Dans le reste du Niger, les stocks commerçants sont moyens. D’après les entretiens sur les principaux marchés visités de Zinder, Maradi et Tahoua, les grands commerçants estiment leurs capacités de réponse suffisantes pour faire face à une éventuelle augmentation de la demande à la faveur des achats effectués pendant la période de récolte ainsi que des possibilités de faire appel à leurs réseaux traditionnels de commerçants céréaliers au niveau de la région. Cependant à Diffa, les commerçants ne détiennent pas d’importants stocks en général. La plupart ont des partenaires au Nigéria voisin qui les approvisionnent en fonction de la demande locale sur les marchés. Toutefois, il faut noter que les commerçants dépendent fortement des marchés du nord-est Nigéria qui sont directement affectés par le conflit civile et l’état d’urgence d’où la lenteur dans le ravitaillement des céréales. Dans les villages visités, la plupart des stocks communautaires sont reconstitués à leur niveau optimal. En outre, la situation des stocks producteurs est comparable à la moyenne. Pour le cas de Tahoua, Maradi et Zinder 20 pourcent des producteurs sont estimés détenir des stocks céréaliers pouvant couvrir les besoins alimentaires au cours de la période de la soudure. 80 pourcent des ménages font recours aux marchés pour compléter leurs besoins de consommation. Cependant tirant les leçons des crises alimentaires des années passées, une partie de ces ménages intègrent une gestion rationnelle de leurs stocks en dégageant une quantité de céréales épargnées pour la consommation pendant la période de soudure et en continuant à acheter des petites quantités sur les marchés complétées par les produits horticoles. A Diffa les producteurs des villages visités qui possèdent de stocks céréaliers pouvant couvrir les besoins de la période de consommation sont estimés à 40 pourcent comme en année normale. D’après l’entretien avec les producteurs, près de 60 pourcent vont recourir aux marchés pour leurs achats au cours de la période de soudure. Toute augmentation des prix suite à un éventuel problème d’approvisionnement à partir du Nigéria, pourrait conduire à des difficultés d’accès aux céréales pour ces 60 pour cent des ménages.

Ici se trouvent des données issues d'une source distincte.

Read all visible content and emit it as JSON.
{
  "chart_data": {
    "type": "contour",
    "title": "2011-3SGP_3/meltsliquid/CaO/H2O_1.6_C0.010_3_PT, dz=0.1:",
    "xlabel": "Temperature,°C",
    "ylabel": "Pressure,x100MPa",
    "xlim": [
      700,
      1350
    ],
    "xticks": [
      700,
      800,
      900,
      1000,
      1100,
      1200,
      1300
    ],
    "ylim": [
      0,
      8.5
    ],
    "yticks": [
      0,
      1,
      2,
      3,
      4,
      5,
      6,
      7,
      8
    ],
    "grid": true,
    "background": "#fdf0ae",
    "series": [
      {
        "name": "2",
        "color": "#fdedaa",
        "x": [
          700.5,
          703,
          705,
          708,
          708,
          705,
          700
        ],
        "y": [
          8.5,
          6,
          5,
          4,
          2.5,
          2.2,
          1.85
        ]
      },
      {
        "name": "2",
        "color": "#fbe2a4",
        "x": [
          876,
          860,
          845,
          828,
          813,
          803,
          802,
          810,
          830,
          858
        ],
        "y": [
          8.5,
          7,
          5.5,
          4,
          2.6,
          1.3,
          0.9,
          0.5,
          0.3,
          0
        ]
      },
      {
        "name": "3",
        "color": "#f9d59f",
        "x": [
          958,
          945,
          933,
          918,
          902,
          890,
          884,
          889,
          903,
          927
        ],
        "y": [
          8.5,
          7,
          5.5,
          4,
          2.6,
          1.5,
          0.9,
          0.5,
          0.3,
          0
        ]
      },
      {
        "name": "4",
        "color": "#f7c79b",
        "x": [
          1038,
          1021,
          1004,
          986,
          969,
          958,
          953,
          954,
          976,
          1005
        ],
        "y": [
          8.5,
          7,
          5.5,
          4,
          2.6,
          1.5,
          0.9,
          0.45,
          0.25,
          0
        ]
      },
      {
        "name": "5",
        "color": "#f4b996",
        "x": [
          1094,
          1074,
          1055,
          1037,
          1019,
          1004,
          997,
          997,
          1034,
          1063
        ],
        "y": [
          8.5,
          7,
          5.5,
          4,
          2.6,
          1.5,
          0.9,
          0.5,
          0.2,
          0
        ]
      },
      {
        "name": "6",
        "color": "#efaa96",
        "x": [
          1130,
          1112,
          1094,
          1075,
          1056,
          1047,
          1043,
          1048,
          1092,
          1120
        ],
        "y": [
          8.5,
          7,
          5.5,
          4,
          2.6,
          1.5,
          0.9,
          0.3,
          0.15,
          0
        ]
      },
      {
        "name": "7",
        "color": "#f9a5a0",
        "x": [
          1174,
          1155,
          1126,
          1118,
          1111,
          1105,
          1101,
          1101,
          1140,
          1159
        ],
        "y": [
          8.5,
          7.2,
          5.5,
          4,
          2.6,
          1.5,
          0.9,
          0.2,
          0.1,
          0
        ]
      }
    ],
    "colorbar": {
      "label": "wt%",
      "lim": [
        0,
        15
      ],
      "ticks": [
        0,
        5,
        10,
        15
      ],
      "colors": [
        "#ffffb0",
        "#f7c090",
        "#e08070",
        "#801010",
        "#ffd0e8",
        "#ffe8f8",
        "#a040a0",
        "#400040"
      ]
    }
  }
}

Au Tchad, dans la zone soudanienne, les stocks producteurs et commerçants sont faibles par rapport à la normale. Les ménages dépendent en grande partie des achats sur le marché et aussi des filets communautaires comme en année normale. Dans la zone sahélienne, le niveau actuel des stocks producteurs, commerçants et communautaire est supérieur (10 à 20 pourcent) par rapport à une année normale.

IV. 2 Flux

a. Les flux dans le bassin Centre

Les échanges commerciaux se sont renforcés du Ghana et de la Côte-d’Ivoire vers le Burkina Faso pour satisfaire non seulement la demande interne du Burkina Faso qui est restée faible compte tenu du bon niveau des stocks familiaux, mais surtout la demande atypique externe vers le Niger.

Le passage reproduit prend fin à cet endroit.